December 29, 2025

2025 was a record year. Record results, and record lessons. As we move into 2026, I’d like to footnote one of the biggest lessons I’ve learned in the last 12 months: 

Institutions retaliate when they are afraid.

Not afraid of bad employees.
Not afraid of poor performance.
Afraid of exposure.

Retaliation happens when someone inside an organization says the quiet part out loud—about discrimination, safety risks, environmental violations, falsified data, or unethical decision-making. At that moment, the problem is no longer the conduct. The problem is the person who knows.

So the machinery starts:

  • Policies are suddenly enforced “consistently”

  • Performance concerns appear retroactively

  • Roles are restructured, credit disappears, support evaporates

  • Decisions are laundered through committees, algorithms, or “independent” reviews

This isn’t strength.

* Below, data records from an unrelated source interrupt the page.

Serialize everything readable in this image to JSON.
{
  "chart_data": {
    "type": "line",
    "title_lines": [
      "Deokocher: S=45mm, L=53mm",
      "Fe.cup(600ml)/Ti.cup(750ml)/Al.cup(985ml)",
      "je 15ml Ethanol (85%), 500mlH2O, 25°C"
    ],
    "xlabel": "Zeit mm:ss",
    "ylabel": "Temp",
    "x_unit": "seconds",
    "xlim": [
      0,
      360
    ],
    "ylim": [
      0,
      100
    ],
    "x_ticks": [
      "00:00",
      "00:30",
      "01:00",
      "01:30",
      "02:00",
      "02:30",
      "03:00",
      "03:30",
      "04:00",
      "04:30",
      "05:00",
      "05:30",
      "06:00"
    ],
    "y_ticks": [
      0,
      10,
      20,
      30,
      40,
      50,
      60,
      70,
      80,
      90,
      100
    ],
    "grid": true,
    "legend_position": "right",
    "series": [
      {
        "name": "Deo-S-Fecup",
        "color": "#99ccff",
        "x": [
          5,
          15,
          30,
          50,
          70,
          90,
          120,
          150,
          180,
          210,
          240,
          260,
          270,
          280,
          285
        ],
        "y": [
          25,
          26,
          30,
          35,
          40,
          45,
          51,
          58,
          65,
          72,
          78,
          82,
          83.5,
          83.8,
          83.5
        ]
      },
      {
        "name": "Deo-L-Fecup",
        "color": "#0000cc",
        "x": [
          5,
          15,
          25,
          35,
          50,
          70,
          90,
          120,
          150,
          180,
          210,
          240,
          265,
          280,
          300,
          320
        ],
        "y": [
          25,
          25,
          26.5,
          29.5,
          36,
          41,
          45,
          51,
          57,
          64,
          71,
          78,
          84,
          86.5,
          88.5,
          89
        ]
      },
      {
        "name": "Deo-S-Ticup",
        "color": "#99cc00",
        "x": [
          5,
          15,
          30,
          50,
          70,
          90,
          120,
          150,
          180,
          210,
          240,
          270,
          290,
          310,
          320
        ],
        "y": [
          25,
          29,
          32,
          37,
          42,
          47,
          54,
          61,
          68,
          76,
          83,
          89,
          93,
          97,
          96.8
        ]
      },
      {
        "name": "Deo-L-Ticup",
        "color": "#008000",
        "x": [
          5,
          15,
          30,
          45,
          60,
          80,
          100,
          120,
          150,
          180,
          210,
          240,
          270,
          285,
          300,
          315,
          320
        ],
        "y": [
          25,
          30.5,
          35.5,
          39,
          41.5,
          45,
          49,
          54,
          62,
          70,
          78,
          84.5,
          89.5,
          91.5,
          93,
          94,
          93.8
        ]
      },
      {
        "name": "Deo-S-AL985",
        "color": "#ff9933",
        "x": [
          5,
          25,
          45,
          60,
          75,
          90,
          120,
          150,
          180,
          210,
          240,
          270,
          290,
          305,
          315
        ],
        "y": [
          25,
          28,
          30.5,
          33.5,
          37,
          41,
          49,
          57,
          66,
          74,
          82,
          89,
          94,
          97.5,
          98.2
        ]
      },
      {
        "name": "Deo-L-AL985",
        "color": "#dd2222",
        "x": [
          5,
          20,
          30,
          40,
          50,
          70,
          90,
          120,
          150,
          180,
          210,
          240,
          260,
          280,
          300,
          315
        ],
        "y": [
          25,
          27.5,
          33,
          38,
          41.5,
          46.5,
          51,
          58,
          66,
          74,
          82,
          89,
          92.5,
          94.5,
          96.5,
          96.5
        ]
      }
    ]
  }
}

It’s panic.

Across labor and employment, environmental justice, local governments, AI governance, energy markets, and ESG compliance, or in business, the pattern is the same: retaliation is how power protects itself when accountability gets too close.

That’s why retaliation cases matter. They aren’t about hurt feelings or office politics. They are signals—early warning systems—of deeper institutional failure.

If an organization responds to truth by punishing the truth-teller, it is telling you exactly who it is afraid of.

And exactly what it’s trying to hide.